How I use herbs

Jan 15 2014 0 Comments Tags: garden, herbs

My herb garden has grown from a few herbs in pots to over 30 different herbs (depending on your definition of herbs), some in pots, some in permanent spots in the garden, and some self-seeding where-ever they please. I have come to use herbs in cooking, preserving and fermenting, in herbal teas, and in various other applications around the house and garden, both for their taste and their healing properties, and as natural alternatives to stronger chemicals. As my interest in herbs has grown, I have also collected a number of herb books. I started with Isobel Shippard’s comprehensive How Can I Use Herbs in my Daily Life?, and added to this several more from markets and op-shops. I’m no herb expert, but I would like to start to share what I have learnt so far and maybe interest you in some of the more unusual herbs in my garden and some less obvious applications for them.

I’ve decided to feature a herb (or a group of herbs) each month and write in detail how and where it grows and how I use it. If you are a herb-geek like me and would like to share some herb knowledge on your own blog, please send me the link and I’ll publish it in my monthly garden post (I’m too stingy to pay for a proper link-up!). Tips for growing and using herbs in different climates will be very useful to other bloggers, so please share what you know.

To give you an idea of what I’m going to write about, here’s my current list of herbs, where they are growing, and how I use them:

Mint – in a pot, used for cooking and tea

Peppermint – in a pot, used for tea

Spearmint – in a pot, used for tea


Rosemary – in a pot, used for cooking and tea

Thyme – in a pot, used for cooking and tea

Oregano – in a pot, used for cooking and tea

Lavender – in the garden, used for bug deterrent and bee food


Sage – in a pot, used for cooking and tea

Ginger – in a pot, used for cooking and tea

Galangal – in the garden, used for cooking and tea


Turmeric – in a pot, used for cooking and tea

Arrowroot – in the garden, used for animal fodder, mulch and root can be eaten

Warrigal greens – in the garden, used as green vege


Herb Robert – self-seeded, used in salads and tea

Rue – in garden, used for bug repellent and chicken worming

Wormwood – in garden, used for bug repellent and chicken worming


Tansy – in garden, used for bug repellent and chicken worming

Raspberry – in garden, fruit eaten (If I’m lucky) and leaves for tea

Winter tarragon – in a pot, used for tea


Nasturtium – in garden, leaves for salad

Soapwort – in a pot, used to make detergent

Comfrey – in a pot and in the garden, used for animal fodder, mulch, compost


Dill – self-seeded, used in salads and pickles

Basil – self-seeded, used in cooking (pesto!)

Parsley – self-seeded, used in cooking

Yarrow - in a pot, used for tea and compost


Marigold - self-seeded, bee food and benefitial conpanion plant

Brahmi – in a pot, used in tea and salad (very bitter though)

Evening primrose – in a pot, not sure what its used for yet

Borage – self-seeded, flowers and leaves used in salad and tea


Calendula - self-seeded, flower petals used in tea and for skin salves

Lemon grass – in a pot and in the garden, used for cooking and tea

Chickweed – self-seeded, used in salad

Garlic chives – self-seeded and spreading (and impossible to eradicate), used in salad


Aloe vera - in the garden, used for compost and healing burns


Isobel Shippard’s book is my absolute favourite because she lives and grows herbs on the Sunshine Coast, which is only about 200 km from Nanango and has a similar climate. All my other herb books are from the US or UK, so they do not offer as much advice about local growing conditions, although some go into more detail about the actual chemicals in the herbs, and some books have different recipes and applications for the herbs. I am going to refer to all the books as I summarise the uses for each herb in my garden.

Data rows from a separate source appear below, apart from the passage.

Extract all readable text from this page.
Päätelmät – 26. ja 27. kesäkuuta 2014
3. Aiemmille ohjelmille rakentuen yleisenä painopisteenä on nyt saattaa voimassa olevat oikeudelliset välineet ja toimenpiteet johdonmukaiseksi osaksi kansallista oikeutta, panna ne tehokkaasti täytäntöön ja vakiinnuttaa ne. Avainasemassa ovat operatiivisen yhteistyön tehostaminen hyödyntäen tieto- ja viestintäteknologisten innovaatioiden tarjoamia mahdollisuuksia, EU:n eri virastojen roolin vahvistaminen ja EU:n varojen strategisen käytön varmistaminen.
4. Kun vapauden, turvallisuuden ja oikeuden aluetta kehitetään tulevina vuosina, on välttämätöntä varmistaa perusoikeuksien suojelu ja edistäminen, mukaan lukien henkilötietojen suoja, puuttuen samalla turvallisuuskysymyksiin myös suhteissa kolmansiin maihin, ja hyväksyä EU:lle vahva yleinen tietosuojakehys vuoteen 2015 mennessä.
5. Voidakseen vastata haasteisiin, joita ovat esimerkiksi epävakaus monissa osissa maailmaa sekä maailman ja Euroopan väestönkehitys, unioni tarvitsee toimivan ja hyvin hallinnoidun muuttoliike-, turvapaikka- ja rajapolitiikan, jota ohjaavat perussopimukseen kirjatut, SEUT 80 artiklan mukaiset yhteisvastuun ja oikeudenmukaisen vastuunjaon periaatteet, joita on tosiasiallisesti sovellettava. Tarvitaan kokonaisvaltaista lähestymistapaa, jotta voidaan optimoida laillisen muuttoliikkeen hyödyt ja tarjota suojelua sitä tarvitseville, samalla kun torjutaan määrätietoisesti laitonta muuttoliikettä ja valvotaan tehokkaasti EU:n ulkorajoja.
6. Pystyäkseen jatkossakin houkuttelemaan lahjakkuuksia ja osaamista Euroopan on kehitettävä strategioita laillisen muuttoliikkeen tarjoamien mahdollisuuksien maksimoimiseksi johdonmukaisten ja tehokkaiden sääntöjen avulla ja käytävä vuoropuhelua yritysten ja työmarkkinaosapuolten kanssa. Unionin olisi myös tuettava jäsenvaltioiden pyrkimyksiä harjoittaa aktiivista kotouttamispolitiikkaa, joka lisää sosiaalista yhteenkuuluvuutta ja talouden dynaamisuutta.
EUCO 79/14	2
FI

Some of the herbs in my list may not always be considered herbs. Some are also weeds, spices, flowers, fruit or vegetables, but Isobel includes any plant with medicinal or survival properties in her herb book, including raspberry, chickweed and warrigal greens, so I’ve included these too. She also includes chokos and garlic. Its pretty difficult to define what is and isn’t a herb, every time I read a definition I can think of exceptions that are commonly considered herbs, but not included by that particular definition. I’m just going to include in my list anything that is in at least one of my herb books.

Do you use herbs?  Any thoughts to share on what is and isn't a herb?